After 1945, however, the country changed. Chastened, defeated and shamed, Germany demilitarized at the insistence of the victorious Allies and soon adopted a constitution banning "wars of aggression." Germans, to their credit, looked in the mirror, wrestled with their dark history and rejected violence as a tool of foreign policy going forward.
That new, improved national identity lasted a long time.
But now, eight decades later, the days of German anti-militarism may be drawing to an end. In the wake of Russia's invasion of Ukraine, Germany seems ready to flex its muscles and rebuild its armed forces.

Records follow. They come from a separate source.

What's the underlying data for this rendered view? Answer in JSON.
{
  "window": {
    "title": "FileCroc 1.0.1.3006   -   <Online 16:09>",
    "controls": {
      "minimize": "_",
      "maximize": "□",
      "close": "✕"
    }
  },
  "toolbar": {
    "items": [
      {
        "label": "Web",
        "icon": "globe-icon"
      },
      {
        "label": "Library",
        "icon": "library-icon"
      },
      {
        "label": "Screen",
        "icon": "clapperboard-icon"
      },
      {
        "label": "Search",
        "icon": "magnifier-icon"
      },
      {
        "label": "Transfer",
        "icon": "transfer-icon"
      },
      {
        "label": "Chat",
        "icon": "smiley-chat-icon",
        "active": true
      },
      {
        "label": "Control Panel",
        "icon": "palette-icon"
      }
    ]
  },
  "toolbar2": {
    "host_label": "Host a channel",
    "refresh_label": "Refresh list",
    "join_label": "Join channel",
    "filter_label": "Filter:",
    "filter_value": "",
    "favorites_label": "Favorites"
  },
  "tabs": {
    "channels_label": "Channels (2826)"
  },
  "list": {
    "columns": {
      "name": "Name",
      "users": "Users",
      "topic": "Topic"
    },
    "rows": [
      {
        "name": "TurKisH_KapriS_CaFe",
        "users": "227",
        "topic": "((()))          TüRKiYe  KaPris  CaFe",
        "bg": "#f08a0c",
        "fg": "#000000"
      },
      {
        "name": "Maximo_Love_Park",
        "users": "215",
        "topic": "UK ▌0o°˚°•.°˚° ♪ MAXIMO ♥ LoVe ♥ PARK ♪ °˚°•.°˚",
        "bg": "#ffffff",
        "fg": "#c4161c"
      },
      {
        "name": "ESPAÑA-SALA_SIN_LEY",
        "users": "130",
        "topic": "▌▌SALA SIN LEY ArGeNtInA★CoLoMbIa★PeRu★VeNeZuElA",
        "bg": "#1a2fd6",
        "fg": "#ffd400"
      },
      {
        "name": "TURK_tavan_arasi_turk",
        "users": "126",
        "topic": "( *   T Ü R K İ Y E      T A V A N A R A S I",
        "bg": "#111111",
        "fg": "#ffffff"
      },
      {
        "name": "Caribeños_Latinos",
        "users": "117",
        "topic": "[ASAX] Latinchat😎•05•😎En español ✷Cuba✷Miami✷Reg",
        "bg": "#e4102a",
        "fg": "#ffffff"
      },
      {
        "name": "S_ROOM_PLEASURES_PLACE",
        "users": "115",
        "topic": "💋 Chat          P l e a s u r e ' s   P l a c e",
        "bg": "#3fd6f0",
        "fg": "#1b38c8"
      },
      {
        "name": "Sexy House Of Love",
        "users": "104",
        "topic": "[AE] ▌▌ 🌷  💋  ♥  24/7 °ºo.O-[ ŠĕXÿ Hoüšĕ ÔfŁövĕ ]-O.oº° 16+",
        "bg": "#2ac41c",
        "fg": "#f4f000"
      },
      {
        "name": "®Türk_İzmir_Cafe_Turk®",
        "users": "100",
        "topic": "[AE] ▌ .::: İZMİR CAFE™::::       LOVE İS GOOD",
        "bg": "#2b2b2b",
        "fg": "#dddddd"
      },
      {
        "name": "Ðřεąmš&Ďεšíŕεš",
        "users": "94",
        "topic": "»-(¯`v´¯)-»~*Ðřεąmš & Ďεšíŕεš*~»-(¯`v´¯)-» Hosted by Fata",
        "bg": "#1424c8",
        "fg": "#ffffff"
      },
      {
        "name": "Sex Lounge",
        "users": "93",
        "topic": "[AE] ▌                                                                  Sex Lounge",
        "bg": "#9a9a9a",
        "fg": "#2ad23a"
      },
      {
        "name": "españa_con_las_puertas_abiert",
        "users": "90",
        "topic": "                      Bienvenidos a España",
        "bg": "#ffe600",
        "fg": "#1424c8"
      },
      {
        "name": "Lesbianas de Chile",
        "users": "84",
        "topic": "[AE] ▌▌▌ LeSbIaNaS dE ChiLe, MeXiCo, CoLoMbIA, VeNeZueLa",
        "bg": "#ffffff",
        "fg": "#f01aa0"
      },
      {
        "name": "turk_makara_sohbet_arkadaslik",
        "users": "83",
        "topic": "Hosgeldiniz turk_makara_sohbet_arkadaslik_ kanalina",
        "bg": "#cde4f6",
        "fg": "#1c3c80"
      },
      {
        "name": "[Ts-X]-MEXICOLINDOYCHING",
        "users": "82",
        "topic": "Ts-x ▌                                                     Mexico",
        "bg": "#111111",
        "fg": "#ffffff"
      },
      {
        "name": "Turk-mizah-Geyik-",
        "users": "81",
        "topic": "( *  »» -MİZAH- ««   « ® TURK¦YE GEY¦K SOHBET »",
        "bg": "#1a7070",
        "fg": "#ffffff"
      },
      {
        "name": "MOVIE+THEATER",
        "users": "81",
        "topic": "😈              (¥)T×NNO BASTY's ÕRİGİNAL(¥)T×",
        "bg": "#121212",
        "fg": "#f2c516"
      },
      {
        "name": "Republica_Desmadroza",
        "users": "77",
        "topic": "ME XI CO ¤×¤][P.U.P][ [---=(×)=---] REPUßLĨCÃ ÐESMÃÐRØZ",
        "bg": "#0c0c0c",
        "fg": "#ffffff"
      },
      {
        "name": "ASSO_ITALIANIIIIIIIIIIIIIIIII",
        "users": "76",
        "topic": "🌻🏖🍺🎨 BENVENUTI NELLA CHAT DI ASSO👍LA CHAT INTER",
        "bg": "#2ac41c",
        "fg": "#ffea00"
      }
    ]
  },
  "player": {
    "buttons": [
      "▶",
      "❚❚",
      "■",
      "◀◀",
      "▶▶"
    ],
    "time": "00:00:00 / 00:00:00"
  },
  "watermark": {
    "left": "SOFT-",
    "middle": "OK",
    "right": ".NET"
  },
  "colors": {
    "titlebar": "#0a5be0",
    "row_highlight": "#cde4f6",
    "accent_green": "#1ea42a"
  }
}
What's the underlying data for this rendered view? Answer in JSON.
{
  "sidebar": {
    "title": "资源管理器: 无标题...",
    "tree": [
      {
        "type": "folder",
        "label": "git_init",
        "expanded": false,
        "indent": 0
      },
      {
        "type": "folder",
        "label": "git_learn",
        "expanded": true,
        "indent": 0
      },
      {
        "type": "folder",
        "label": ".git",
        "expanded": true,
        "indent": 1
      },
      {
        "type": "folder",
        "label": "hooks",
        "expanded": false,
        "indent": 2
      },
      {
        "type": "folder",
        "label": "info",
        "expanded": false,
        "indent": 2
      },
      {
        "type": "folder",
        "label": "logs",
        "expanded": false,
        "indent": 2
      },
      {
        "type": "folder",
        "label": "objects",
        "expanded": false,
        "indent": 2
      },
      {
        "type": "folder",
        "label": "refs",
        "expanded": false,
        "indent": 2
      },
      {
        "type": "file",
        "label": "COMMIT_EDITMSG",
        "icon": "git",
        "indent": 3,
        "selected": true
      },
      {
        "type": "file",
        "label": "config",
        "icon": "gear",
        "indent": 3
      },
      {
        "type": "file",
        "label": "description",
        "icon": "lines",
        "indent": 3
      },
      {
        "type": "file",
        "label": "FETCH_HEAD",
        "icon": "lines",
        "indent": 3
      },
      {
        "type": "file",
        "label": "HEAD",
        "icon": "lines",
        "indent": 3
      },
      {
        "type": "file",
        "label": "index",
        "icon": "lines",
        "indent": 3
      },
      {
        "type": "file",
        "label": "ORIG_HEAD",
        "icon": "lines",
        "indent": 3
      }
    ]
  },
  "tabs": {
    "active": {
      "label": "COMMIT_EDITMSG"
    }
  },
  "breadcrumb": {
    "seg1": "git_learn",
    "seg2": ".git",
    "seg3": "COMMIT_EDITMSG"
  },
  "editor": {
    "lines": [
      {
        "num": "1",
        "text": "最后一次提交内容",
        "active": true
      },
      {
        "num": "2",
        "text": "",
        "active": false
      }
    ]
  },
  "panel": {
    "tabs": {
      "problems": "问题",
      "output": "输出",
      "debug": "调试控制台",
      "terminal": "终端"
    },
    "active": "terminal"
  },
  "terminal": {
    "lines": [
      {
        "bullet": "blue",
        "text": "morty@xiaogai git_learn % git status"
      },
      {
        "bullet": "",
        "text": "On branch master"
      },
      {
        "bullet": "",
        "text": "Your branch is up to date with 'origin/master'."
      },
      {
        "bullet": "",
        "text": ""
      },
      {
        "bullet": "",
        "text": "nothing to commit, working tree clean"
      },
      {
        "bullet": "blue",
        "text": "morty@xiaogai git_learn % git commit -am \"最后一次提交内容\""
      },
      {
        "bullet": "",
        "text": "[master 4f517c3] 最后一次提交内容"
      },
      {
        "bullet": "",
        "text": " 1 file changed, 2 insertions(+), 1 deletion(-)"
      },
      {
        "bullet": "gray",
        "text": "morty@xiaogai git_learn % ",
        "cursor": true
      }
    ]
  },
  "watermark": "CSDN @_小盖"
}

The country's new chancellor has declared the Ukraine war a turning point — a "Zeitenwende," he called it. He has vowed to increase military spending immediately by more than $100 billion. Within two years, he promised, the country would be spending a full 2% of its GDP on its military — a target set some years ago by NATO that Germany has consistently failed to meet.
Meanwhile, a similar reappraisal has been underway in Japan, which is in the midst of a long argument with itself after eight decades of pacifism adopted after its World War II defeat.
There's long been controversy in Japan over Article 9 of the national constitution, which bans war as a method of settling international disputes, renounces "belligerency" and limits the country to fighting only in self-defense. But in 2014 and 2015, when conservative Prime Minister Shinzo Abe was in power, the country "reinterpreted" Article 9 to expand the role of its military and allow it to fight in defense of its allies if they are attacked.
Today, the argument continues about how much to rearm and remilitarize.